PS: Hey, "reverse anarchy" is a Googlewhack. Not for long, though.

PPS: Hmm. Now "reverse anarchy" isn't working through Googlebox, though oddly it still returns one result direct from Google -- does the API hit a different index? I've switched the Googlebox to reverse anarchy

 


4:45:37 PM    


Sunday, March 10, 2002

Creative Commons

If, in fact, limited monopolies do not work, than how do we nurture our Farnsworths and Teslas?

There is, by the way, an effort-- inspired by Lawrence Lessig -- to address this issue. I gather it aims to empower creators of intellectual property to directly control its disposition, vis-a-vis the commons, and to reduce the transaction costs of flexible licensing.


11:22:13 PM    

Limited monopoly and the solo inventor

The case against intellectual property is not that wealth is less important that freedom. It is that it is not possible to grant limited monopolies, and hence the government should not be in the business of granting unlimited ones.

Why isn't it possible to grant limited monopolies? Because they create wealth that is used to lobby the government for less-limited monopolies, which creates more wealth, which is used to lobby the government for even less limited monopolies. This is the story of IP in the US: every term extension has led to another term extension....
The key problem is that intellectual property corrupts. Lucas Gonze. Re: Truth from the highest hits [decentralization]

Failure to defend intellectual property has ruined some of our greated inventive geniuses. The April issue of Wired has a story on Philo Farnsworth, who invented television but died broke. Margaret Cheney's Tesla: Man out of Time tells an even more heartrending tale. So desperate was Tesla to see his alternating current system brought to life, in the face of stiff competition from Edison's direct current, that he sold his rights to the technology to Westinghouse for a pittance. Tesla also died broke. More to the point, both men's creative energies were mercilessly sapped by their failure to defend their IP, and to translate it into even a fraction of the vast wealth their inventions produced. In both cases, society was thus deprived of follow-on invention, and follow-on wealth.
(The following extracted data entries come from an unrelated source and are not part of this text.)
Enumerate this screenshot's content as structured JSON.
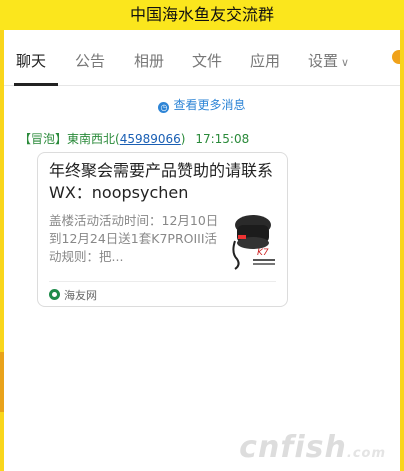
{
  "window": {
    "title": "中国海水鱼友交流群"
  },
  "tabs": [
    {
      "label": "聊天",
      "active": true
    },
    {
      "label": "公告"
    },
    {
      "label": "相册"
    },
    {
      "label": "文件"
    },
    {
      "label": "应用"
    },
    {
      "label": "设置"
    }
  ],
  "history": {
    "label": "查看更多消息"
  },
  "message": {
    "badge": "【冒泡】",
    "sender": "東南西北",
    "qq_open": "(",
    "qq": "45989066",
    "qq_close": ")",
    "time": "17:15:08",
    "card": {
      "title": "年终聚会需要产品赞助的请联系WX：noopsychen",
      "description": "盖楼活动活动时间：12月10日到12月24日送1套K7PROIII活动规则：把...",
      "source": "海友网"
    }
  },
  "watermark": {
    "main": "cnfish",
    "suffix": ".com"
  },
  "colors": {
    "title_bar": "#fbe61d",
    "link": "#2e85d6",
    "sender": "#2a8a3a"
  }
}
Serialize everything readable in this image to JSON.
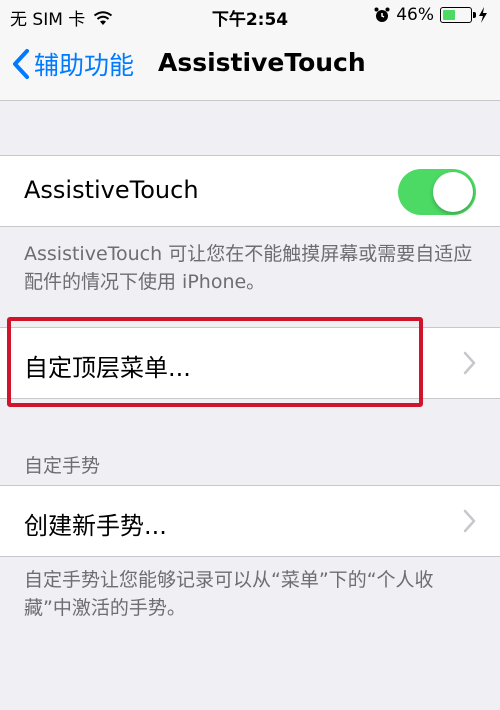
{
  "status_bar": {
    "carrier": "无 SIM 卡",
    "time": "下午2:54",
    "battery_percent": "46%",
    "battery_level": 0.46,
    "icons": [
      "wifi-icon",
      "alarm-icon",
      "battery-icon",
      "charging-icon"
    ]
  },
  "nav": {
    "back_label": "辅助功能",
    "title": "AssistiveTouch"
  },
  "assistive_touch": {
    "label": "AssistiveTouch",
    "enabled": true,
    "description": "AssistiveTouch 可让您在不能触摸屏幕或需要自适应配件的情况下使用 iPhone。"
  },
  "customize_menu": {
    "label": "自定顶层菜单..."
  },
  "custom_gestures": {
    "header": "自定手势",
    "create_label": "创建新手势...",
    "footer": "自定手势让您能够记录可以从“菜单”下的“个人收藏”中激活的手势。"
  },
  "colors": {
    "accent": "#007aff",
    "toggle_on": "#4cd964",
    "highlight": "#d0142c",
    "background": "#efeff4"
  }
}
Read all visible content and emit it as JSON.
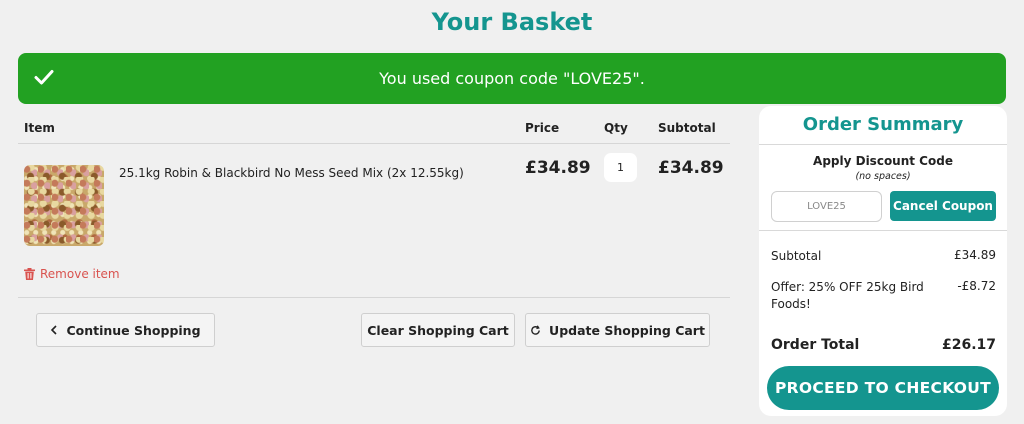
{
  "page": {
    "title": "Your Basket"
  },
  "alert": {
    "message": "You used coupon code \"LOVE25\"."
  },
  "cart": {
    "headers": {
      "item": "Item",
      "price": "Price",
      "qty": "Qty",
      "subtotal": "Subtotal"
    },
    "items": [
      {
        "name": "25.1kg Robin & Blackbird No Mess Seed Mix (2x 12.55kg)",
        "price": "£34.89",
        "qty": "1",
        "subtotal": "£34.89",
        "remove_label": "Remove item"
      }
    ],
    "buttons": {
      "continue": "Continue Shopping",
      "clear": "Clear Shopping Cart",
      "update": "Update Shopping Cart"
    }
  },
  "summary": {
    "title": "Order Summary",
    "discount_title": "Apply Discount Code",
    "discount_hint": "(no spaces)",
    "coupon_value": "LOVE25",
    "cancel_coupon": "Cancel Coupon",
    "subtotal_label": "Subtotal",
    "subtotal_value": "£34.89",
    "offer_label": "Offer: 25% OFF 25kg Bird Foods!",
    "offer_value": "-£8.72",
    "total_label": "Order Total",
    "total_value": "£26.17",
    "checkout": "PROCEED TO CHECKOUT"
  },
  "colors": {
    "accent": "#14958f",
    "success": "#22a122",
    "danger": "#d9534f"
  }
}
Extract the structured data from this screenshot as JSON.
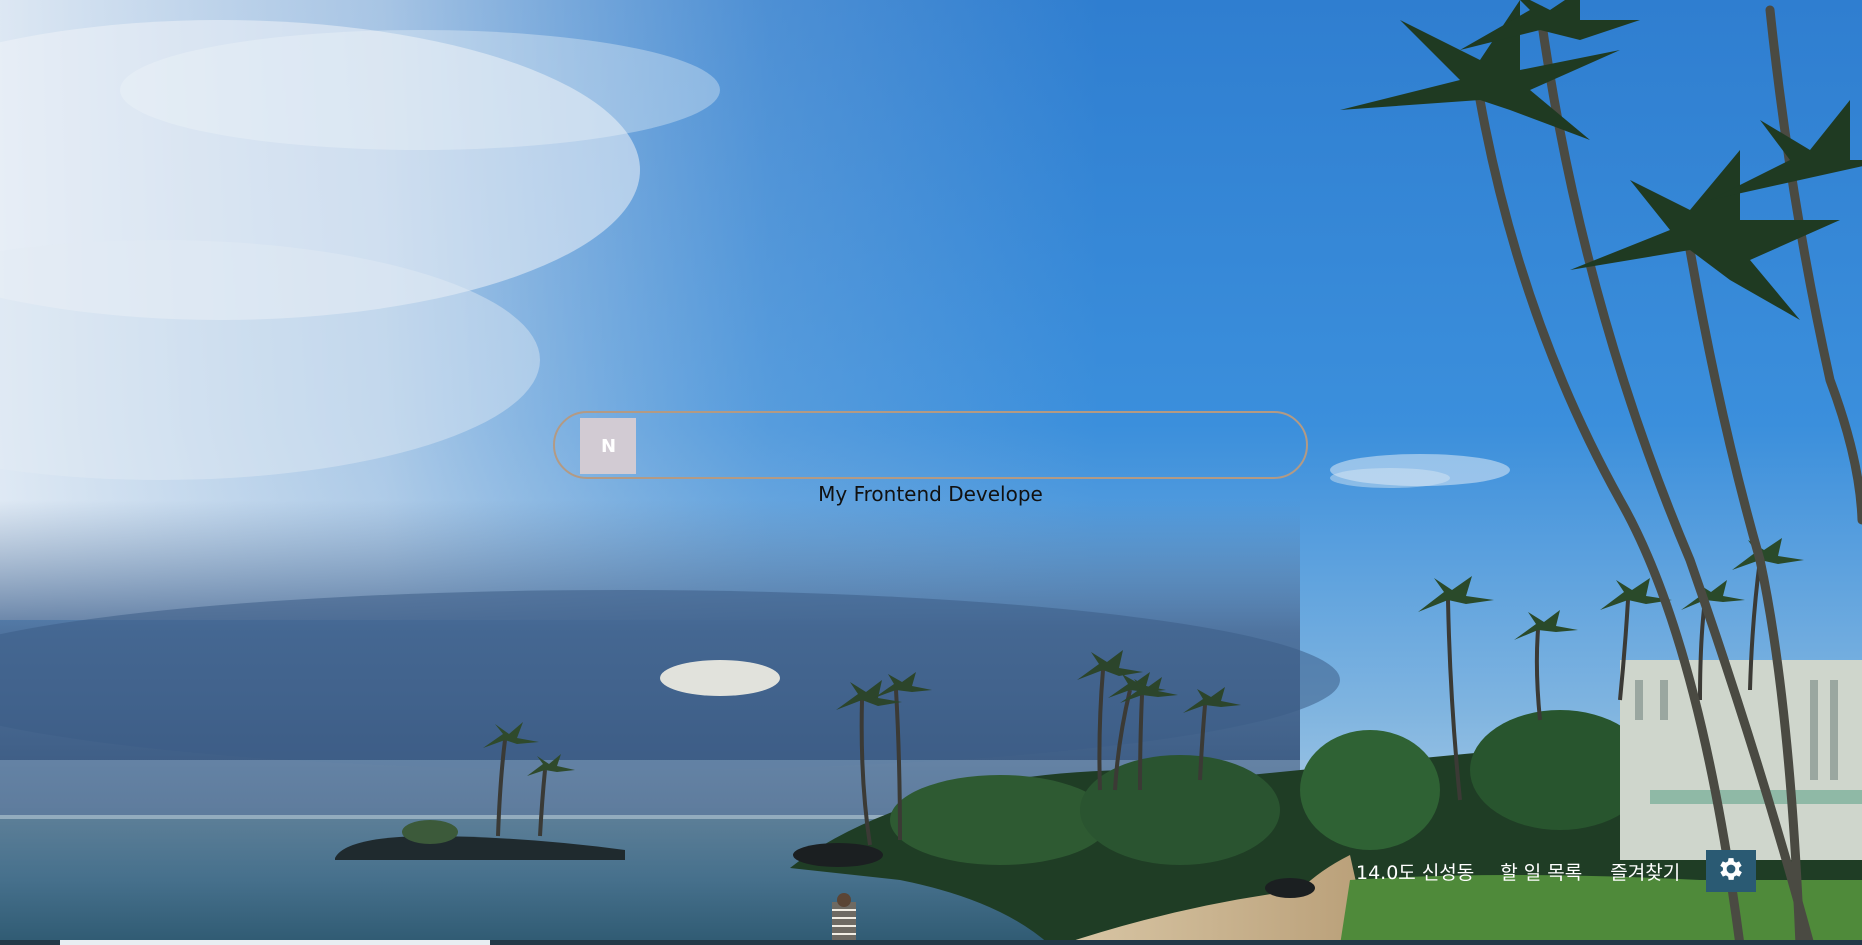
{
  "colors": {
    "search_border": "#b39a84",
    "logo_bg": "#d2cbd3",
    "settings_bg": "#2a5a73",
    "tagline_text": "#111111",
    "overlay_text": "#ffffff"
  },
  "search": {
    "logo_letter": "N",
    "placeholder": "",
    "value": ""
  },
  "tagline": "My Frontend Develope",
  "weather": {
    "text": "14.0도 신성동"
  },
  "links": {
    "todo": "할 일 목록",
    "bookmarks": "즐겨찾기"
  },
  "settings": {
    "icon": "gear-icon"
  }
}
Neverthess, Lucas makes a compelling argument. If, in fact, limited monopolies do not work, than how do we nurture our Farnsworths and Teslas?


8:19:53 PM    


Thursday, March 07, 2002

Trading RSS channels like baseball cards

Jenny sorted out the problem with her RSS display. She hadn't upgraded Radio.exe. Now, she's got it working. Excellent! Let the trading commence!

Actually, I guess baseball cards are the wrong metaphor. This kind of trading is, as they say in intellectual property circles, nonrivalrous.